Thirdly, Bottoms initially vowed to enhance moral reflection at DePauw. The 2005 announcement of the aforementioned Prindle Institute for Ethics is the most recent example of DePauw's determination to better equip students with critical thinking skills. The Hartman Center for Civic Education and Leadership enables more than 1,000 DePauw students each year (almost half of the student body) to become involved in community service activities. A United Methodist Council was established to monitor religious programming for students and maintain DePauw's historic relationship with the United Methodist Church, and the John Alford (1935 graduate) Fund for Moral Reflection provides opportunities for the University to host special programs and speakers designed to enhance the moral development of undergraduates.

Between 1986 and the present, DePauw has seen growth in a number of key areas, including:

* Applications totaled 2,155 in 1986; the 2006-07 figure was 4,182.

* Total endowing resources have grown from $83.2 million when Bottoms assumed the presidency to the December 31, 2006 level of $521.9 million.

* Approximately $190 million has been invested in new and renovated buildings and improvements to the campus infrastructure. Key projects include: The Pulliam Center for Contemporary Media, Rector Village, the indoor tennis and track center, new duplexes for students, and the current construction of the Janet Prindle Institute for Ethics, and expansion and renovation of what will be known as the Judson and Joyce Green Center for the Performing Arts.

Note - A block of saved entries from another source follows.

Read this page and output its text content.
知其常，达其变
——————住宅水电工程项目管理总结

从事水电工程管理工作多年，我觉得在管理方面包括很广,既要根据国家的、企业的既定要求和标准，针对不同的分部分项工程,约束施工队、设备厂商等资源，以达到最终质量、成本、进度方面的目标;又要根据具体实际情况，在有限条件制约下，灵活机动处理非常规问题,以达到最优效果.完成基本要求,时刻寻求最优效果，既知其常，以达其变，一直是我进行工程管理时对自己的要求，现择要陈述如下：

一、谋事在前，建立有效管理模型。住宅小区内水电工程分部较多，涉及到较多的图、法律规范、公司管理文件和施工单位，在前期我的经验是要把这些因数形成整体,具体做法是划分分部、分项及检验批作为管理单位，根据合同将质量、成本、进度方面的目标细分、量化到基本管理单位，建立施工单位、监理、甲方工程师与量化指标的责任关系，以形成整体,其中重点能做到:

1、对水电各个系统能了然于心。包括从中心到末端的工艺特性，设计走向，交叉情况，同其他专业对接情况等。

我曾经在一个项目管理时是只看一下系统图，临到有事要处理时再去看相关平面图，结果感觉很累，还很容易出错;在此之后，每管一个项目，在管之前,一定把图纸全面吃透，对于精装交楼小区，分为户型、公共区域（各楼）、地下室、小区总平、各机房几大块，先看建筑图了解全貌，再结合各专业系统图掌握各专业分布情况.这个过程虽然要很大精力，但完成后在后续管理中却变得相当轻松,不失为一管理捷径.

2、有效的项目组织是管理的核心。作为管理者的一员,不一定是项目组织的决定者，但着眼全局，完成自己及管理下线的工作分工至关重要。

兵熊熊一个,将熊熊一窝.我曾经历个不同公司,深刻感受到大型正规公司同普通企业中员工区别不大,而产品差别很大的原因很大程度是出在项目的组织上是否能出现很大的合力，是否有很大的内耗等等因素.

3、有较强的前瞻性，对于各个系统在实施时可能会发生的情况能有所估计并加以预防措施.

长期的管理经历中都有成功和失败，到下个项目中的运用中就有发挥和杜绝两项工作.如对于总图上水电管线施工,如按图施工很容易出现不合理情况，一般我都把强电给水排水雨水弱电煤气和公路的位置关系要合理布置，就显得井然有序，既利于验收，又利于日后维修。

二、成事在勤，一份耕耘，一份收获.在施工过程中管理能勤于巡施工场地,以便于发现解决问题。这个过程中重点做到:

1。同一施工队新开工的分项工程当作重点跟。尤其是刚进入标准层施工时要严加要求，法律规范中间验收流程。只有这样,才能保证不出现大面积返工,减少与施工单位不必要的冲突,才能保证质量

* Annual gifts to DePauw, which totaled $12.7 million in 1986-87, almost tripled to $31.5 million in 2005-06. All told, more than $550 million has been raised for the University since Bottoms became president.

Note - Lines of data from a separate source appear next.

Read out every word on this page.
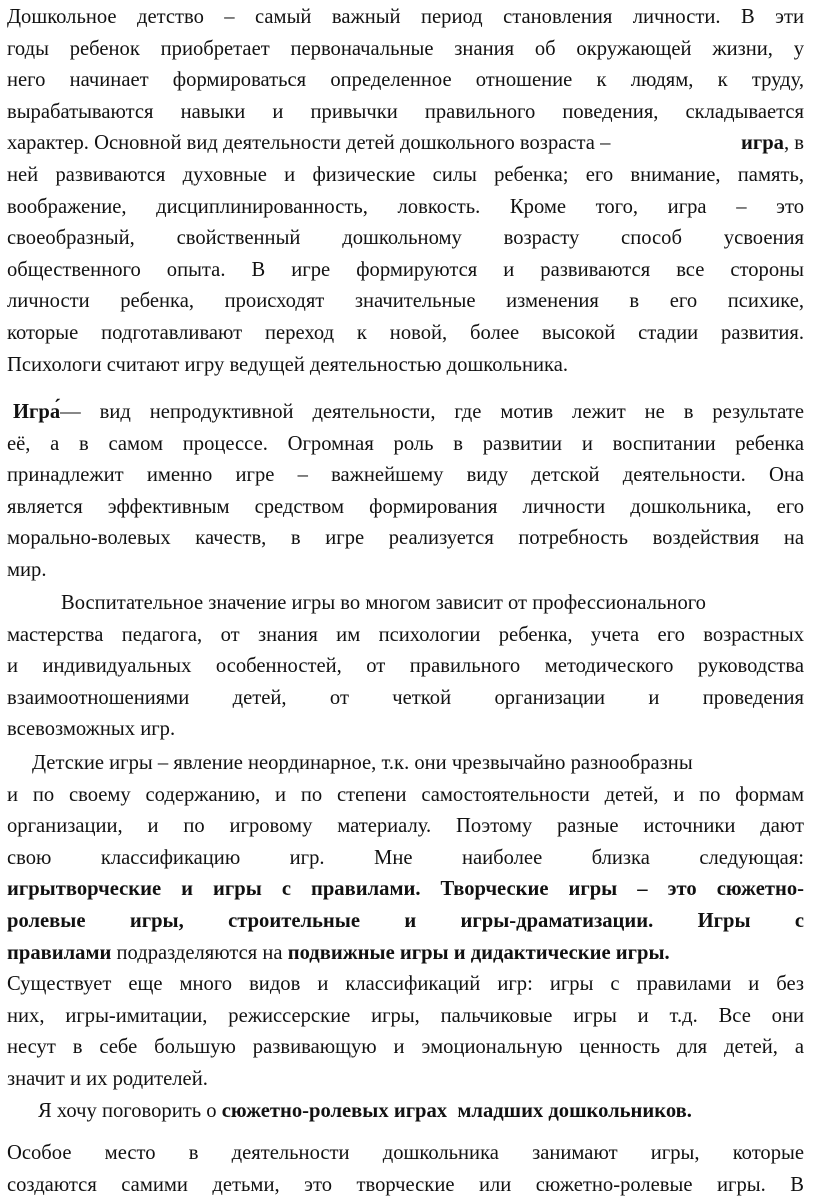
Дошкольное детство – самый важный период становления личности. В эти
годы ребенок приобретает первоначальные знания об окружающей жизни, у
него начинает формироваться определенное отношение к людям, к труду,
вырабатываются навыки и привычки правильного поведения, складывается
характер. Основной вид деятельности детей дошкольного возраста –	игра, в
ней развиваются духовные и физические силы ребенка; его внимание, память,
воображение, дисциплинированность, ловкость. Кроме того, игра – это
своеобразный, свойственный дошкольному возрасту способ усвоения
общественного опыта. В игре формируются и развиваются все стороны
личности ребенка, происходят значительные изменения в его психике,
которые подготавливают переход к новой, более высокой стадии развития.
Психологи считают игру ведущей деятельностью дошкольника.
Игра́ — вид непродуктивной деятельности, где мотив лежит не в результате
её, а в самом процессе. Огромная роль в развитии и воспитании ребенка
принадлежит именно игре – важнейшему виду детской деятельности. Она
является эффективным средством формирования личности дошкольника, его
морально-волевых качеств, в игре реализуется потребность воздействия на
мир.
Воспитательное значение игры во многом зависит от профессионального
мастерства педагога, от знания им психологии ребенка, учета его возрастных
и индивидуальных особенностей, от правильного методического руководства
взаимоотношениями детей, от четкой организации и проведения
всевозможных игр.
Детские игры – явление неординарное, т.к. они чрезвычайно разнообразны
и по своему содержанию, и по степени самостоятельности детей, и по формам
организации, и по игровому материалу. Поэтому разные источники дают
свою классификацию игр. Мне наиболее близка следующая:
игрытворческие и игры с правилами. Творческие игры – это сюжетно-
ролевые игры, строительные и игры-драматизации. Игры с
правилами подразделяются на подвижные игры и дидактические игры.
Существует еще много видов и классификаций игр: игры с правилами и без
них, игры-имитации, режиссерские игры, пальчиковые игры и т.д. Все они
несут в себе большую развивающую и эмоциональную ценность для детей, а
значит и их родителей.
Я хочу поговорить о сюжетно-ролевых играх  младших дошкольников.
Особое место в деятельности дошкольника занимают игры, которые
создаются самими детьми, это творческие или сюжетно-ролевые игры. В
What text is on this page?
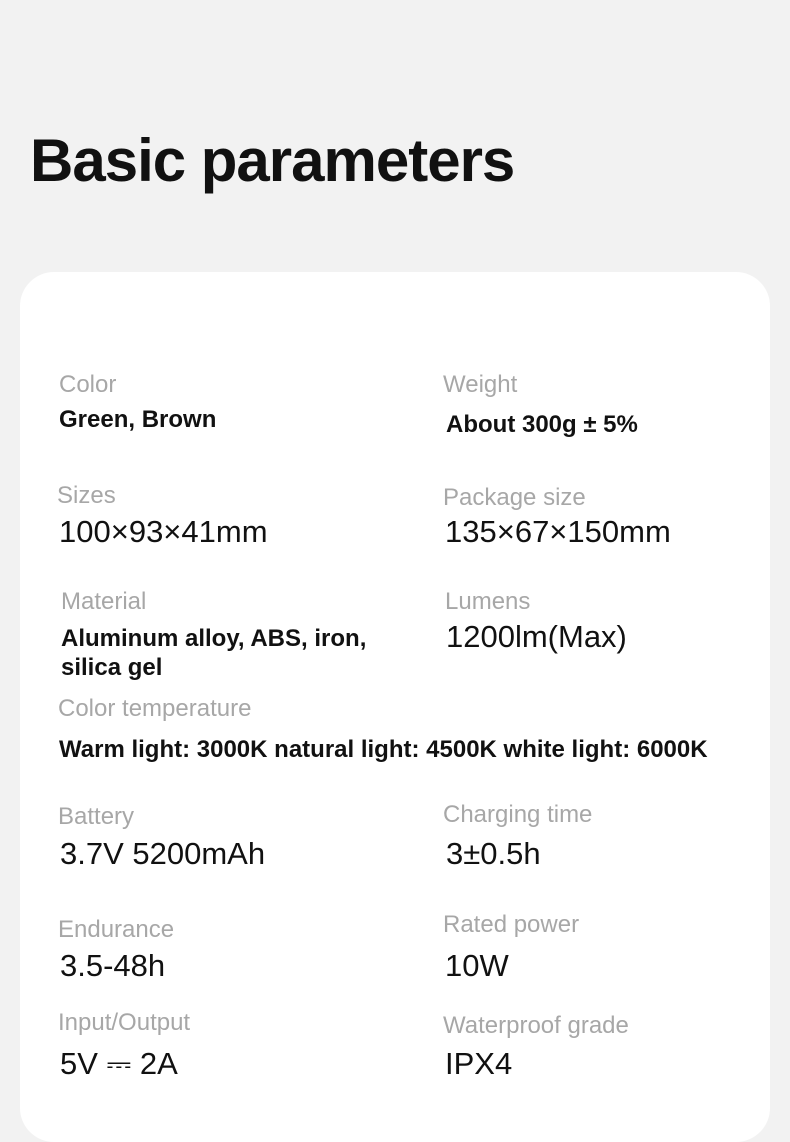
Basic parameters
Color
Green, Brown
Weight
About 300g ± 5%
Sizes
100×93×41mm
Package size
135×67×150mm
Material
Aluminum alloy, ABS, iron, silica gel
Lumens
1200lm(Max)
Color temperature
Warm light: 3000K natural light: 4500K white light: 6000K
Battery
3.7V 5200mAh
Charging time
3±0.5h
Endurance
3.5-48h
Rated power
10W
Input/Output
5V ⎓ 2A
Waterproof grade
IPX4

One gift that Bottoms is particularly proud of -- from 1929 graduates Philip Forbes Holton and Ruth Clark Holton -- "changed the University," he says. The Holtons, who attended DePauw but did not graduate from the University, left more than $128 million for scholarship endowment. The Holton gift, which was received in 1998, fueled alumni giving that pushed The Campaign for DePauw: Leadership for a New Century to a final total of more than $376 million -- at the time, the largest campaign total achieved by a liberal arts college in the United States.

A native of Birmingham, Alabama, Bottoms earned his bachelor's degree at Birmingham-Southern College, a bachelor of divinity degree at Emory University, and his doctorate at Vanderbilt University.

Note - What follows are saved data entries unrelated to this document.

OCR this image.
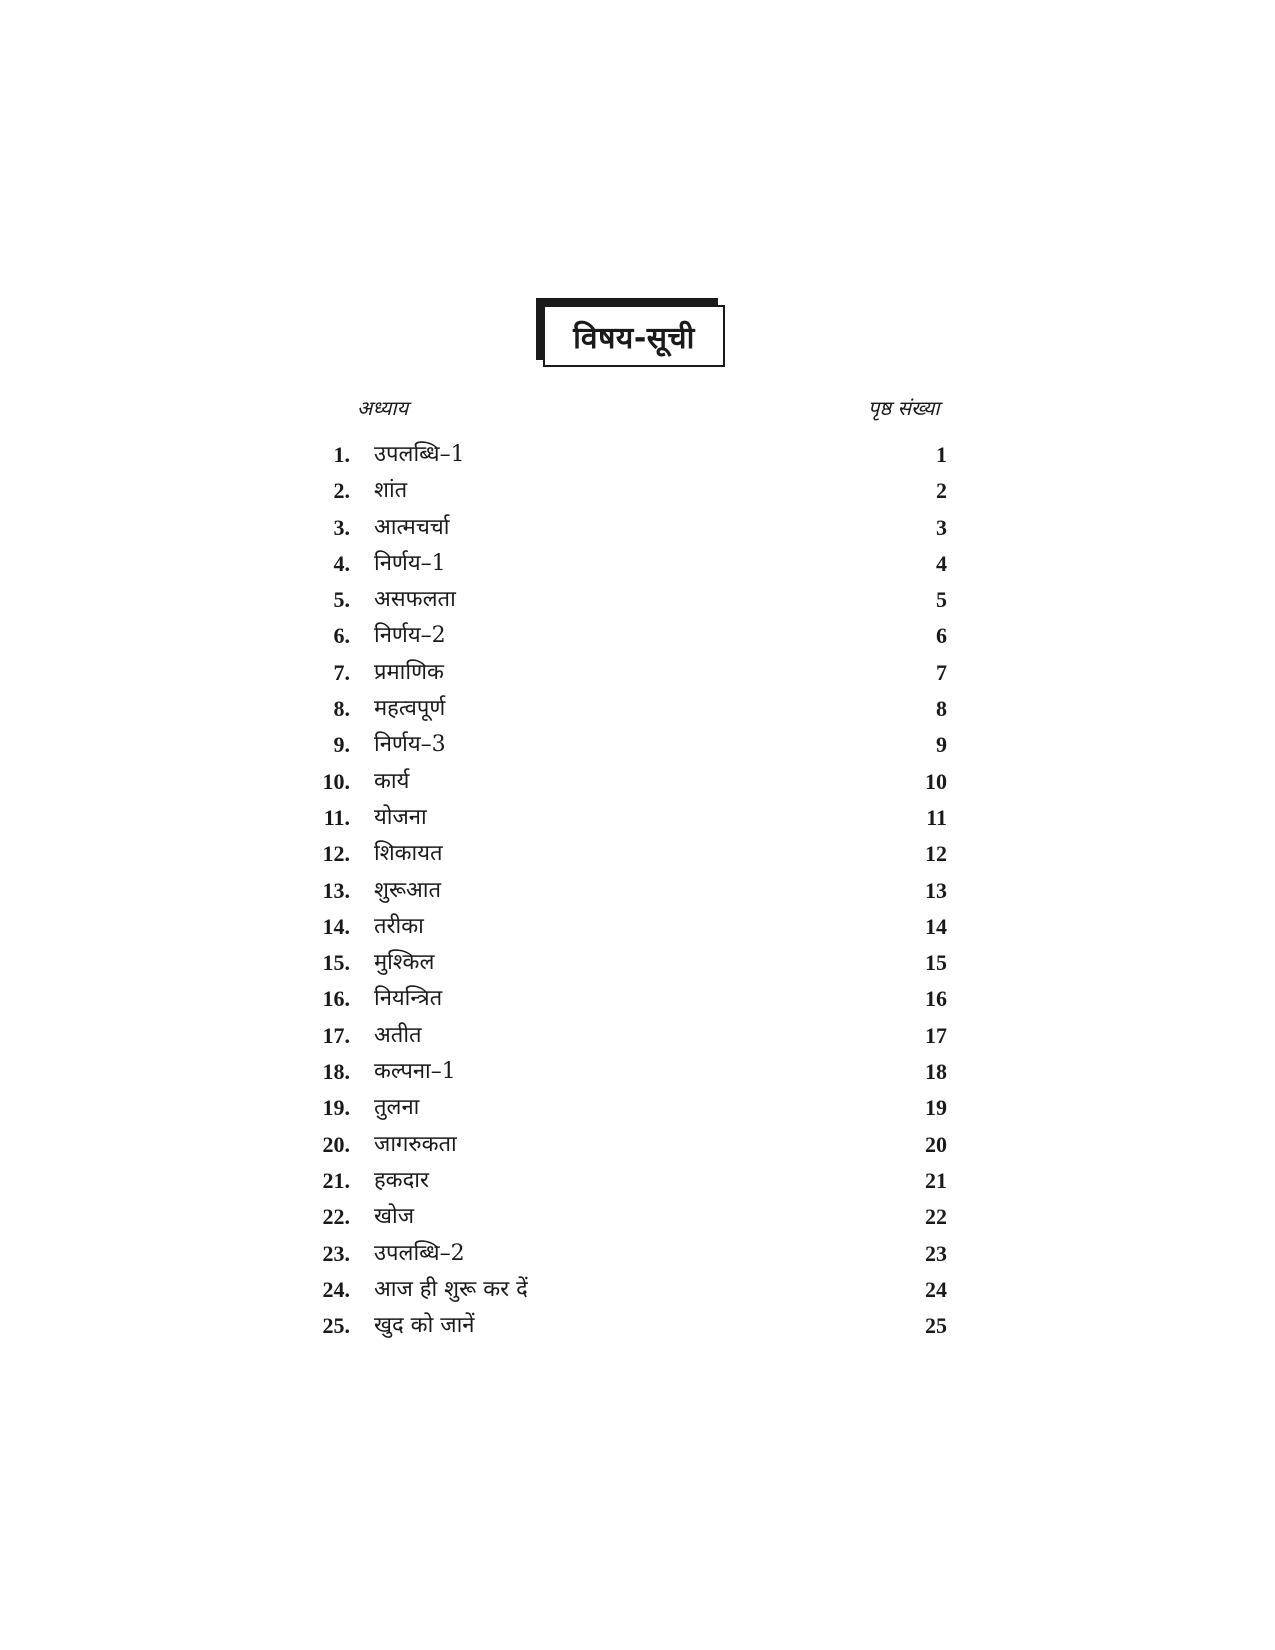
विषय-सूची
अध्याय	पृष्ठ संख्या
1. उपलब्धि–1	1
2. शांत	2
3. आत्मचर्चा	3
4. निर्णय–1	4
5. असफलता	5
6. निर्णय–2	6
7. प्रमाणिक	7
8. महत्वपूर्ण	8
9. निर्णय–3	9
10. कार्य	10
11. योजना	11
12. शिकायत	12
13. शुरूआत	13
14. तरीका	14
15. मुश्किल	15
16. नियन्त्रित	16
17. अतीत	17
18. कल्पना–1	18
19. तुलना	19
20. जागरुकता	20
21. हकदार	21
22. खोज	22
23. उपलब्धि–2	23
24. आज ही शुरू कर दें	24
25. खुद को जानें	25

His career in higher education began when he was appointed chaplain and assistant to the president at Birmingham-Southern College. He later moved to the Vanderbilt Divinity School as assistant dean and assistant professor of church and ministry. In 1978, DePauw University selected Bottoms as its vice president for University Relations; he subsequently advanced to executive vice president of the University before being named president in 1986, succeeding Richard F. Rosser.

Married for almost 39 years to Gwen Vickers Bottoms, the couple have two children and two grandchildren.

"DePauw has been a primary source of meaning for my life and it will continue to be," Bottoms said.